What I wanted to do at this point was issue a warning about how turning entry into the basic rites of social and economic participation - employment, marriage, independent living - into low-odds campaigns will lead to social collapse. Of course it does nothing of the sort. What happens is a polarisation. Employers offering high-quality (okay: highly-paid) jobs will maintain, if not raise the standards they are looking for, knowing that they will have plenty of candidates to choose from. The rest will lower their non-essential standards, knowing that people will simply not be willing to make commitments when the expected rewards (probability x salary) are not high enough. These employers don't offer much by way of training, but then they don't ask much by way of qualifications: they are usually looking for the "right fit". If that right fit happens to have a small tattoo on her shoulder which is only visible when she wears a sleeveless summer frock, the employer will wave objections to tattoos - especially if she's doing a back-office job. And if times are bad enough, a special breed of a-hole employers will arise, offering low wages to exactly the kind of sucker they need - as for instance the companies that employ all those kids to process PPI refund applications. No decent person with a choice would do the work, but someone desperate for a job could just convince themselves they have left some key part of their identity somewhere it can't be damaged, and take it. 
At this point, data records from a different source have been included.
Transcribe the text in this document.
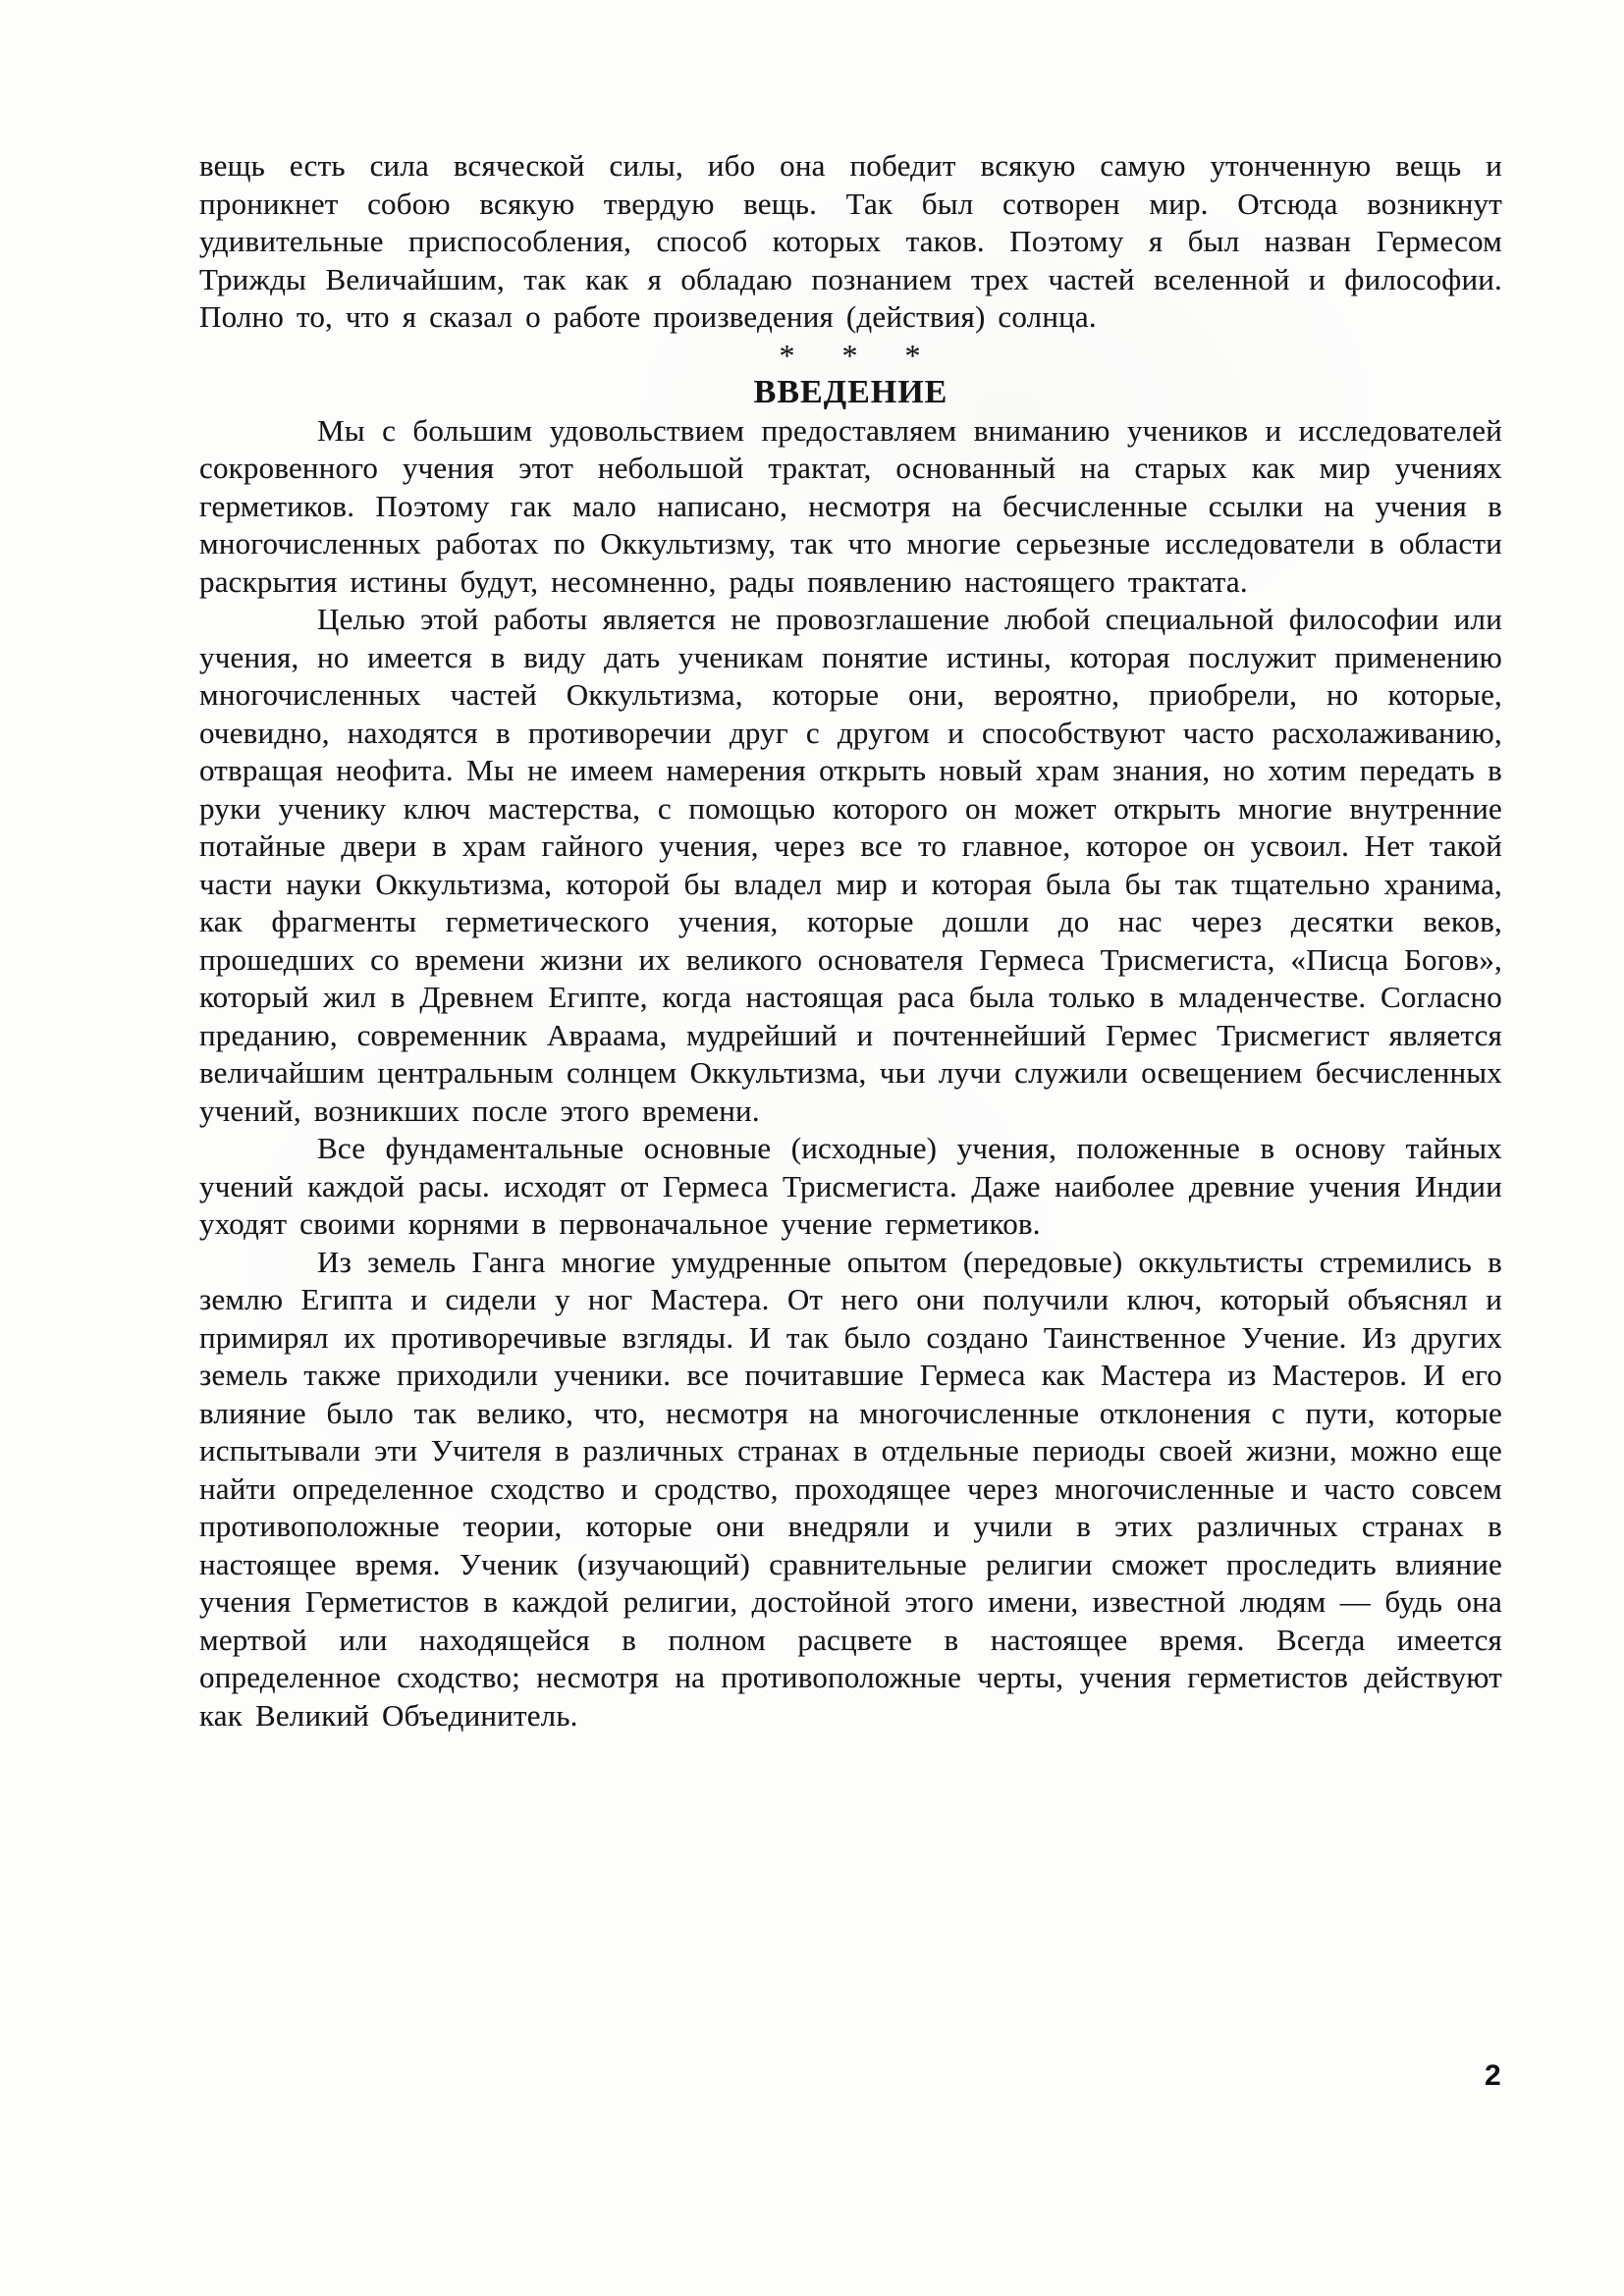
вещь есть сила всяческой силы, ибо она победит всякую самую утонченную вещь и проникнет собою всякую твердую вещь. Так был сотворен мир. Отсюда возникнут удивительные приспособления, способ которых таков. Поэтому я был назван Гермесом Трижды Величайшим, так как я обладаю познанием трех частей вселенной и философии. Полно то, что я сказал о работе произведения (действия) солнца.

* * *

ВВЕДЕНИЕ

Мы с большим удовольствием предоставляем вниманию учеников и исследователей сокровенного учения этот небольшой трактат, основанный на старых как мир учениях герметиков. Поэтому гак мало написано, несмотря на бесчисленные ссылки на учения в многочисленных работах по Оккультизму, так что многие серьезные исследователи в области раскрытия истины будут, несомненно, рады появлению настоящего трактата.

Целью этой работы является не провозглашение любой специальной философии или учения, но имеется в виду дать ученикам понятие истины, которая послужит применению многочисленных частей Оккультизма, которые они, вероятно, приобрели, но которые, очевидно, находятся в противоречии друг с другом и способствуют часто расхолаживанию, отвращая неофита. Мы не имеем намерения открыть новый храм знания, но хотим передать в руки ученику ключ мастерства, с помощью которого он может открыть многие внутренние потайные двери в храм гайного учения, через все то главное, которое он усвоил. Нет такой части науки Оккультизма, которой бы владел мир и которая была бы так тщательно хранима, как фрагменты герметического учения, которые дошли до нас через десятки веков, прошедших со времени жизни их великого основателя Гермеса Трисмегиста, «Писца Богов», который жил в Древнем Египте, когда настоящая раса была только в младенчестве. Согласно преданию, современник Авраама, мудрейший и почтеннейший Гермес Трисмегист является величайшим центральным солнцем Оккультизма, чьи лучи служили освещением бесчисленных учений, возникших после этого времени.

Все фундаментальные основные (исходные) учения, положенные в основу тайных учений каждой расы. исходят от Гермеса Трисмегиста. Даже наиболее древние учения Индии уходят своими корнями в первоначальное учение герметиков.

Из земель Ганга многие умудренные опытом (передовые) оккультисты стремились в землю Египта и сидели у ног Мастера. От него они получили ключ, который объяснял и примирял их противоречивые взгляды. И так было создано Таинственное Учение. Из других земель также приходили ученики. все почитавшие Гермеса как Мастера из Мастеров. И его влияние было так велико, что, несмотря на многочисленные отклонения с пути, которые испытывали эти Учителя в различных странах в отдельные периоды своей жизни, можно еще найти определенное сходство и сродство, проходящее через многочисленные и часто совсем противоположные теории, которые они внедряли и учили в этих различных странах в настоящее время. Ученик (изучающий) сравнительные религии сможет проследить влияние учения Герметистов в каждой религии, достойной этого имени, известной людям — будь она мертвой или находящейся в полном расцвете в настоящее время. Всегда имеется определенное сходство; несмотря на противоположные черты, учения герметистов действуют как Великий Объединитель.

2
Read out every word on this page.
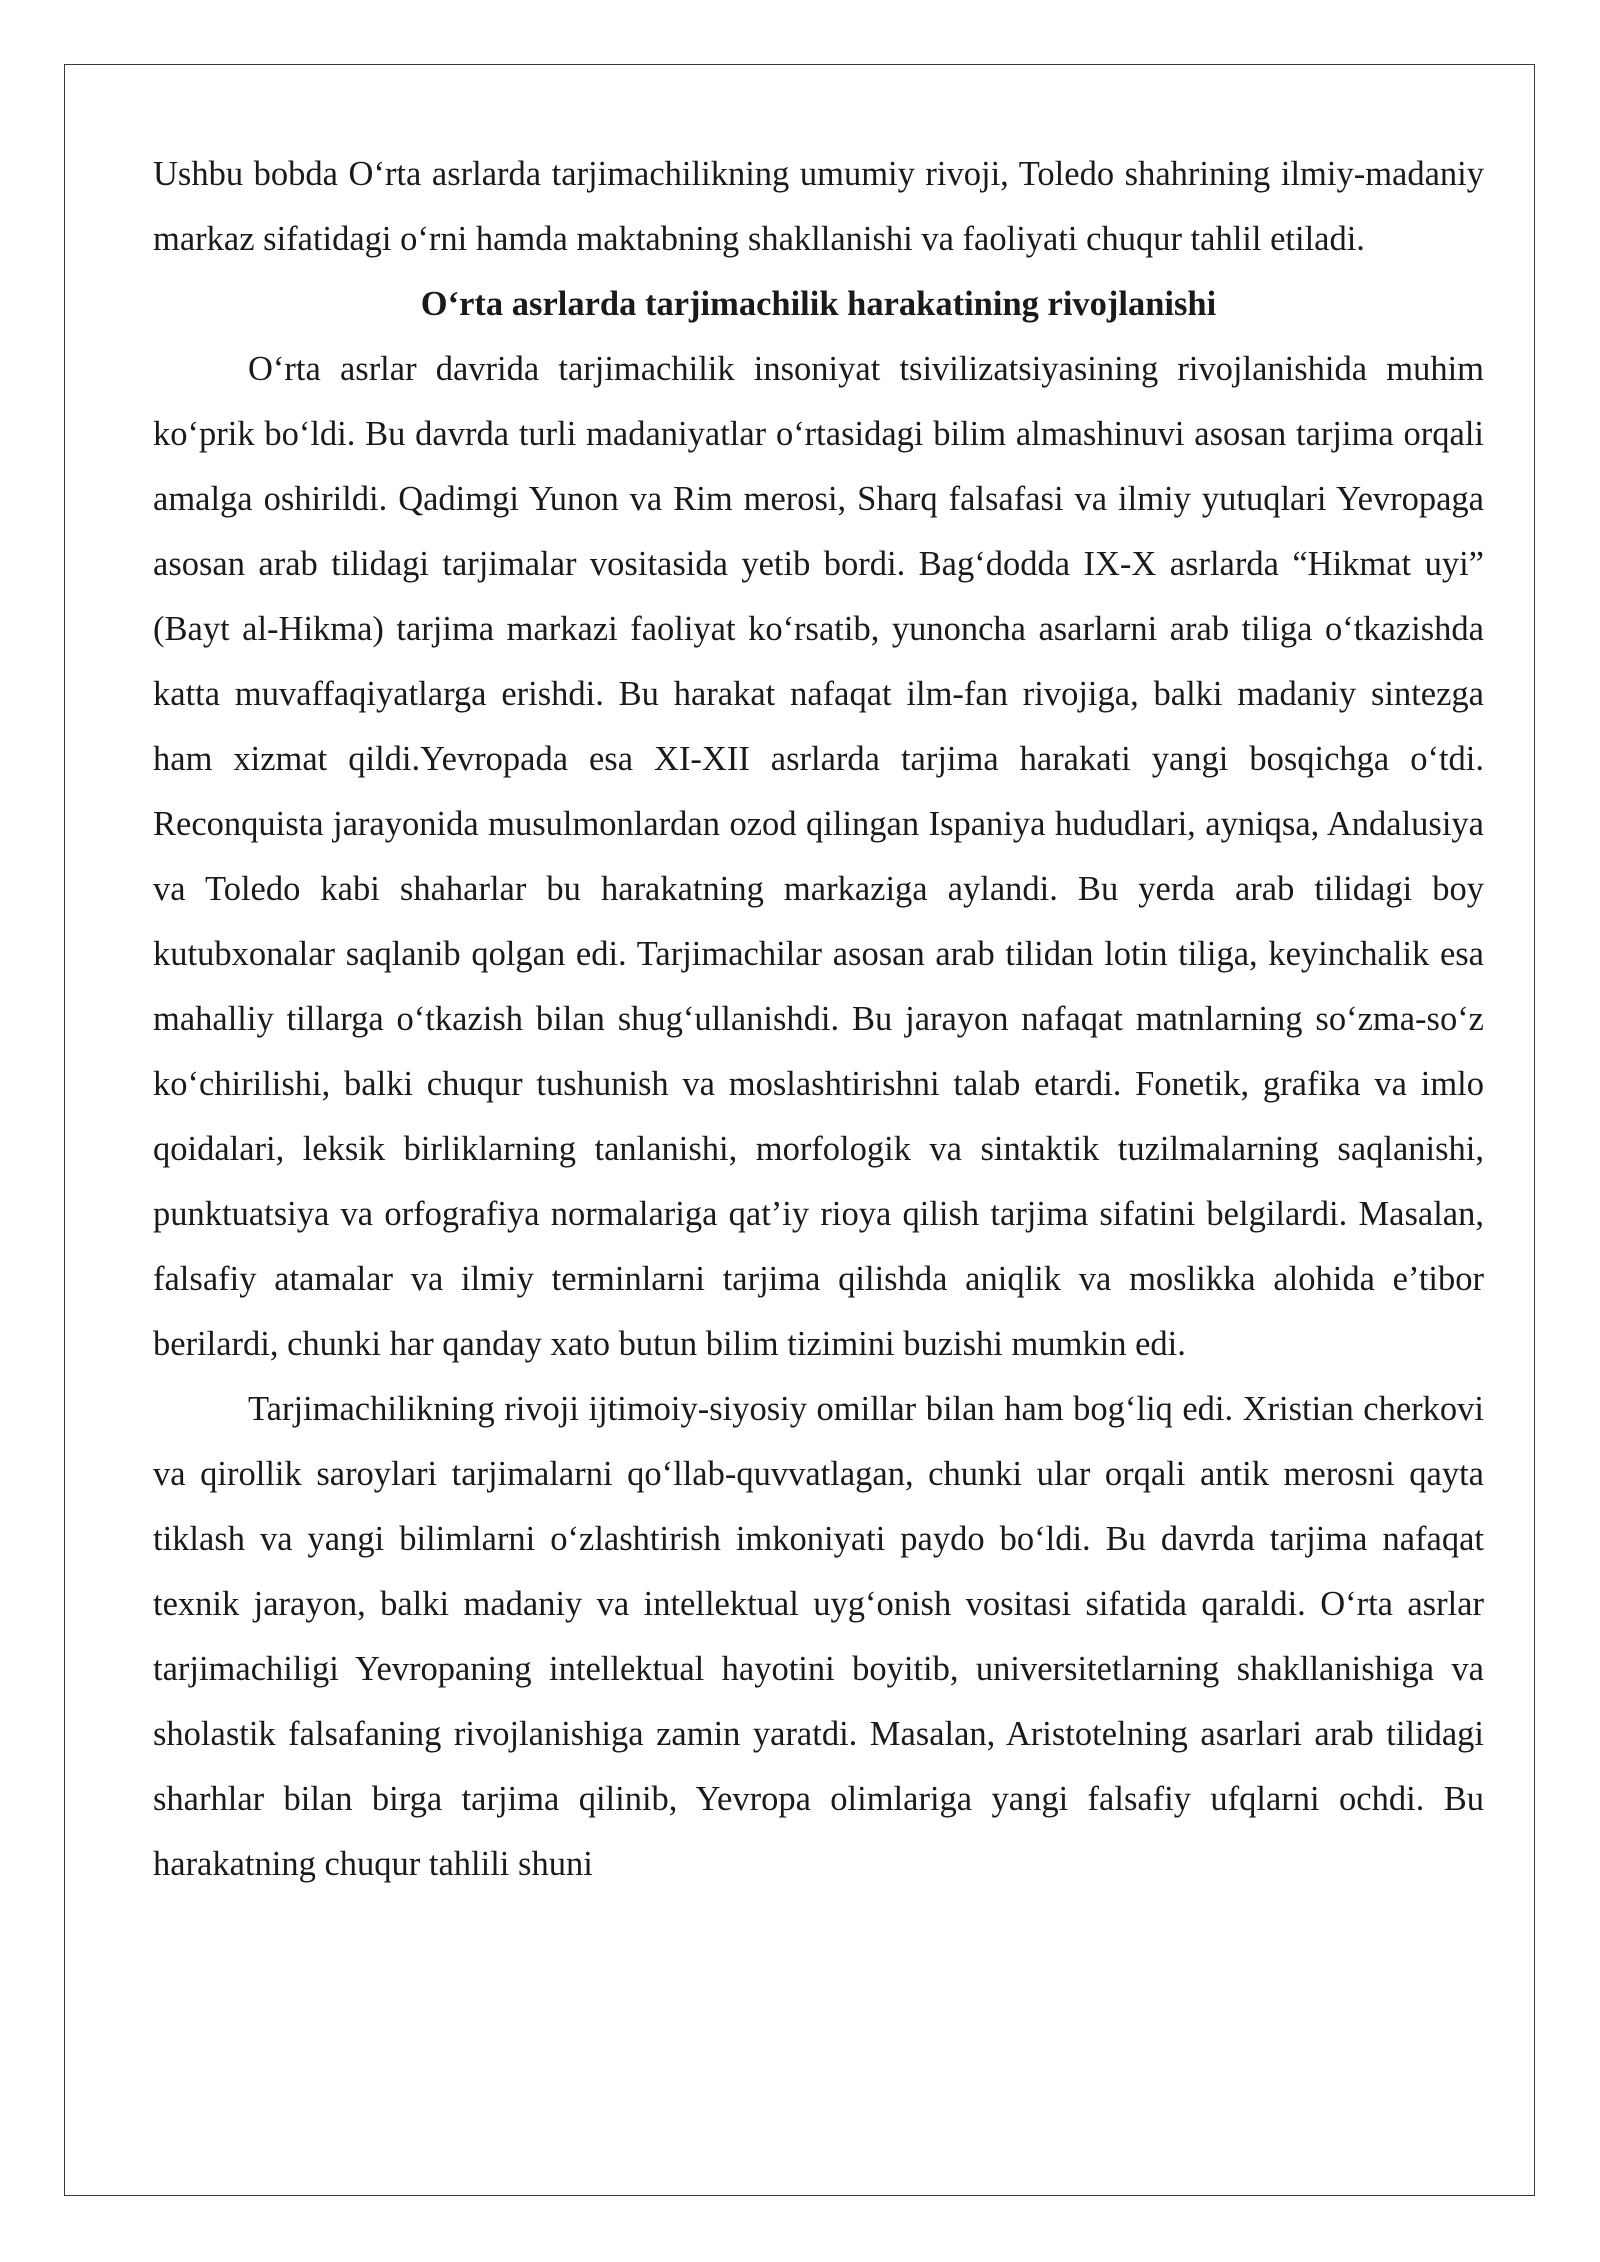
Ushbu bobda O‘rta asrlarda tarjimachilikning umumiy rivoji, Toledo shahrining ilmiy-madaniy markaz sifatidagi o‘rni hamda maktabning shakllanishi va faoliyati chuqur tahlil etiladi.

O‘rta asrlarda tarjimachilik harakatining rivojlanishi

O‘rta asrlar davrida tarjimachilik insoniyat tsivilizatsiyasining rivojlanishida muhim ko‘prik bo‘ldi. Bu davrda turli madaniyatlar o‘rtasidagi bilim almashinuvi asosan tarjima orqali amalga oshirildi. Qadimgi Yunon va Rim merosi, Sharq falsafasi va ilmiy yutuqlari Yevropaga asosan arab tilidagi tarjimalar vositasida yetib bordi. Bag‘dodda IX-X asrlarda “Hikmat uyi” (Bayt al-Hikma) tarjima markazi faoliyat ko‘rsatib, yunoncha asarlarni arab tiliga o‘tkazishda katta muvaffaqiyatlarga erishdi. Bu harakat nafaqat ilm-fan rivojiga, balki madaniy sintezga ham xizmat qildi.Yevropada esa XI-XII asrlarda tarjima harakati yangi bosqichga o‘tdi. Reconquista jarayonida musulmonlardan ozod qilingan Ispaniya hududlari, ayniqsa, Andalusiya va Toledo kabi shaharlar bu harakatning markaziga aylandi. Bu yerda arab tilidagi boy kutubxonalar saqlanib qolgan edi. Tarjimachilar asosan arab tilidan lotin tiliga, keyinchalik esa mahalliy tillarga o‘tkazish bilan shug‘ullanishdi. Bu jarayon nafaqat matnlarning so‘zma-so‘z ko‘chirilishi, balki chuqur tushunish va moslashtirishni talab etardi. Fonetik, grafika va imlo qoidalari, leksik birliklarning tanlanishi, morfologik va sintaktik tuzilmalarning saqlanishi, punktuatsiya va orfografiya normalariga qat’iy rioya qilish tarjima sifatini belgilardi. Masalan, falsafiy atamalar va ilmiy terminlarni tarjima qilishda aniqlik va moslikka alohida e’tibor berilardi, chunki har qanday xato butun bilim tizimini buzishi mumkin edi.

Tarjimachilikning rivoji ijtimoiy-siyosiy omillar bilan ham bog‘liq edi. Xristian cherkovi va qirollik saroylari tarjimalarni qo‘llab-quvvatlagan, chunki ular orqali antik merosni qayta tiklash va yangi bilimlarni o‘zlashtirish imkoniyati paydo bo‘ldi. Bu davrda tarjima nafaqat texnik jarayon, balki madaniy va intellektual uyg‘onish vositasi sifatida qaraldi. O‘rta asrlar tarjimachiligi Yevropaning intellektual hayotini boyitib, universitetlarning shakllanishiga va sholastik falsafaning rivojlanishiga zamin yaratdi. Masalan, Aristotelning asarlari arab tilidagi sharhlar bilan birga tarjima qilinib, Yevropa olimlariga yangi falsafiy ufqlarni ochdi. Bu harakatning chuqur tahlili shuni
The giant corporations still run, but because they aren't the high-paying employers they run with slightly less effectiveness and higher friction than before. The talent-based boutique houses still attract talent, it's just that they also need customer-facing people because the talent can make its own rules - which is why the few customer-friendly creatives and consultants kill in business. I will pass over the public sector - it's a strange land about which I know little and suspect much.

People still try to buy houses and flats even if the prices are stupid high. They still think they have "careers" even if the organisational pyramid is about ten layers from receptionist to CEO. They still chase after marriage even when the divorce rate is forty per cent over twenty years. Boys still chase after girls even when the girls are over-weight and under-charming. Partly because there's no other game in town, and partly because it's the game they grew up with, so it seems normal. Oddly, in some people, this can increase their commitment to the whole crazy system: since they had to work so hard at it, it must be worthwhile. But most people just know they are living in a fake world, which as long as that world feeds them and entertains them and gives them shiny new toys and upholds the myth that they, as individuals, can always make their lives better… as long as that illusion gets maintained, everything works. Until the day it doesn't. 

Outsiders withdraw, participating in the economy but not the society. Normals carry on participating in both. Until the day there are none left, because even the most bloke-y bloke in the sales force has had one too many struggles with what shouldn't be that hard. Then we're all Outsiders. Capital carries on - it always will - though it will look different.

How badly can Capital and State treat their employees and taxpayers until those same customers and voters turn round and stop? I don't know. There are times I think the Normals have an infinite capacity for self-deception and abuse, and the point with Outsiders is that we don't revolt, because we don't care. We're the soldiers who don't shoot at the crowd.